Montag, 23. Februar 2015

Beetlejuice - Lottergeist Beetlejuice (1988)

http://www.imdb.com/title/tt0094721/

Barbara und Adam Maitland (Geena Davis und Alec Baldwin) sind frisch verheiratet. Doch bei einem Autounfall kommen die beiden ums Leben und müssen von nun an für 125 Jahre in ihrem Haus bleiben. Sobald sie es verlassen wollen, landen sie nicht außerhalb des Hauses, sondern auf dem Saturn, um von einem riesigen Sandwurm verfolgt zu werden. Auch die Behörde für das Leben nach dem Tod kann ihnen nicht weiterhelfen. Als schließlich eine neue Familie in das Haus einzieht – Delia (Catherine O’Hara), Charles (Jeffrey Jones) und Tochter Lydia (Winona Ryder) – haben die Maitlands keine ruhige Minute mehr. Mit allen Mitteln des Spuks versuchen sie, die Familie aus dem Haus zu jagen. Dafür rufen sie den Poltergeist Beetlejuice (Michael Keaton) um Hilfe, der immer dann kommt, wenn man seinen Namen dreimal ausspricht und durch dasselbe Ritual wieder verschwindet. Doch Beetlejuice schreckt vor nichts zurück und bald müssen die Maitlands alles daran setzen, um ihn wieder loszuwerden.

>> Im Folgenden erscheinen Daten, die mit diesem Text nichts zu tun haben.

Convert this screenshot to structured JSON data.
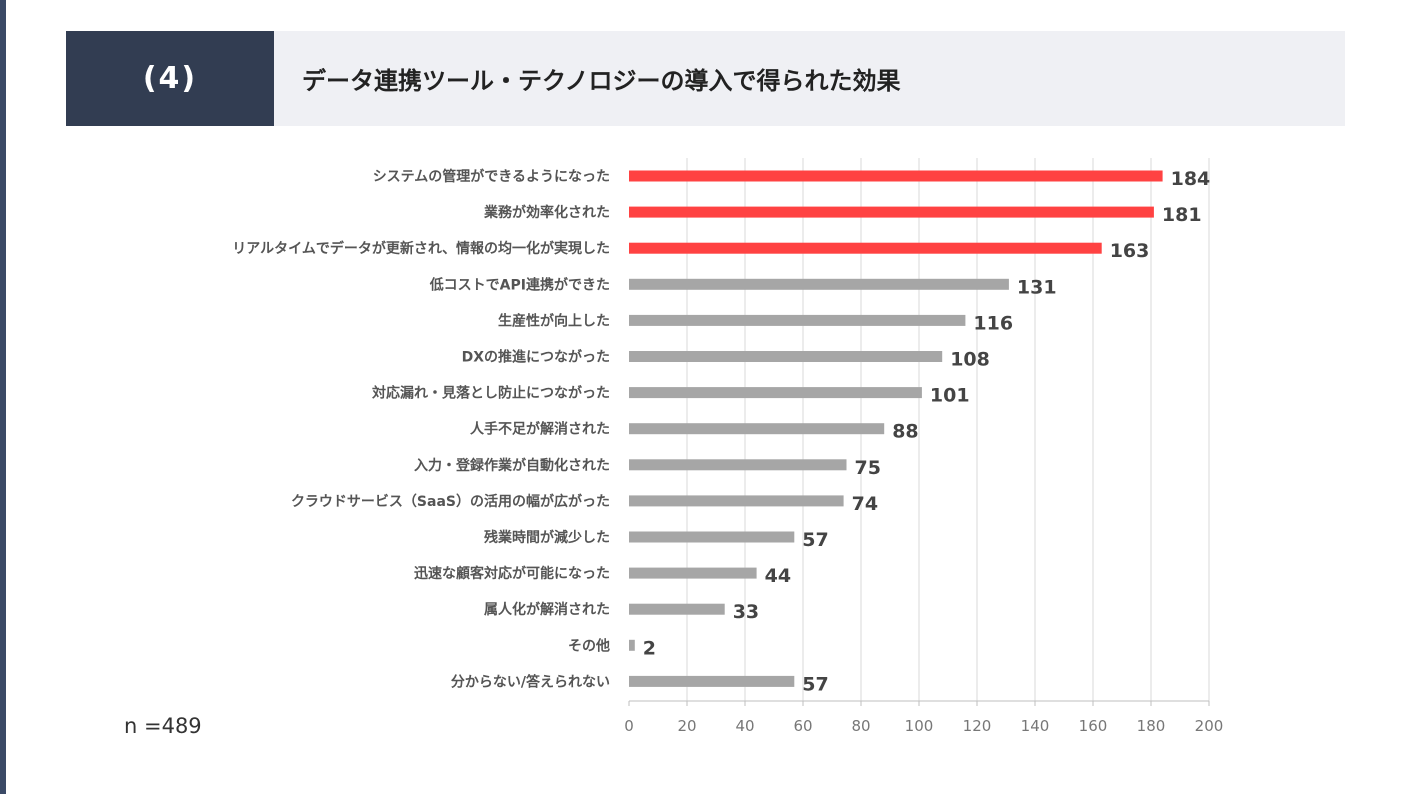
{
  "header": {
    "number": "(4)",
    "title": "データ連携ツール・テクノロジーの導入で得られた効果"
  },
  "sample_size": "n =489",
  "colors": {
    "highlight": "#ff4242",
    "normal": "#a6a6a6"
  },
  "chart_data": {
    "type": "bar",
    "orientation": "horizontal",
    "title": "データ連携ツール・テクノロジーの導入で得られた効果",
    "categories": [
      "システムの管理ができるようになった",
      "業務が効率化された",
      "リアルタイムでデータが更新され、情報の均一化が実現した",
      "低コストでAPI連携ができた",
      "生産性が向上した",
      "DXの推進につながった",
      "対応漏れ・見落とし防止につながった",
      "人手不足が解消された",
      "入力・登録作業が自動化された",
      "クラウドサービス（SaaS）の活用の幅が広がった",
      "残業時間が減少した",
      "迅速な顧客対応が可能になった",
      "属人化が解消された",
      "その他",
      "分からない/答えられない"
    ],
    "values": [
      184,
      181,
      163,
      131,
      116,
      108,
      101,
      88,
      75,
      74,
      57,
      44,
      33,
      2,
      57
    ],
    "highlighted": [
      true,
      true,
      true,
      false,
      false,
      false,
      false,
      false,
      false,
      false,
      false,
      false,
      false,
      false,
      false
    ],
    "xlim": [
      0,
      200
    ],
    "xticks": [
      0,
      20,
      40,
      60,
      80,
      100,
      120,
      140,
      160,
      180,
      200
    ],
    "grid": true
  }
}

Wenn ich ich an kreative, skurrile und verrückte Filme denke, fällt mir auch sofort der Name Tim Burton ein. Und das kommt nicht von irgendwo. "Beetlejuice" hier ist das perfekte Beispiel. Der Film ist voller illustrer Ideen. Eigentlich beginnt er mit dem Tod, doch "Beetlejuice" ist kein trauriger oder gar (sehr) gruseliger Film. Schon in der ersten Szene zeigt der Film eine Kamerafahrt von einer realen Stadt in ein Modell - was so geschickt gemacht wurde, das es einem - wenn überhaupt - erst ganz spät auffällt. Leider ist Burtons Stil weitestgehend so gut wie ausgestorben, aber der Meister höchstpersönlich schafft hier einen wunderbar abgedrehten, schaurig-lustigen Film der Extraklasse. Und in der Tat ist der Film mit so unheimlich verrückten Ideen vollgestopft, das man aus dem Staunen manchmal nicht heraus kommt. Es scheint fast, als kennt Burton einfach keine Grenzen. Auch Danny Elfman, der für die musikalische Untermalung verantwortlich zeichnete, scheint keine zu kennen: sein Score ist so unglaublich vielfältig und gleichzeitig wirr, dass er perfekt zum Film passt.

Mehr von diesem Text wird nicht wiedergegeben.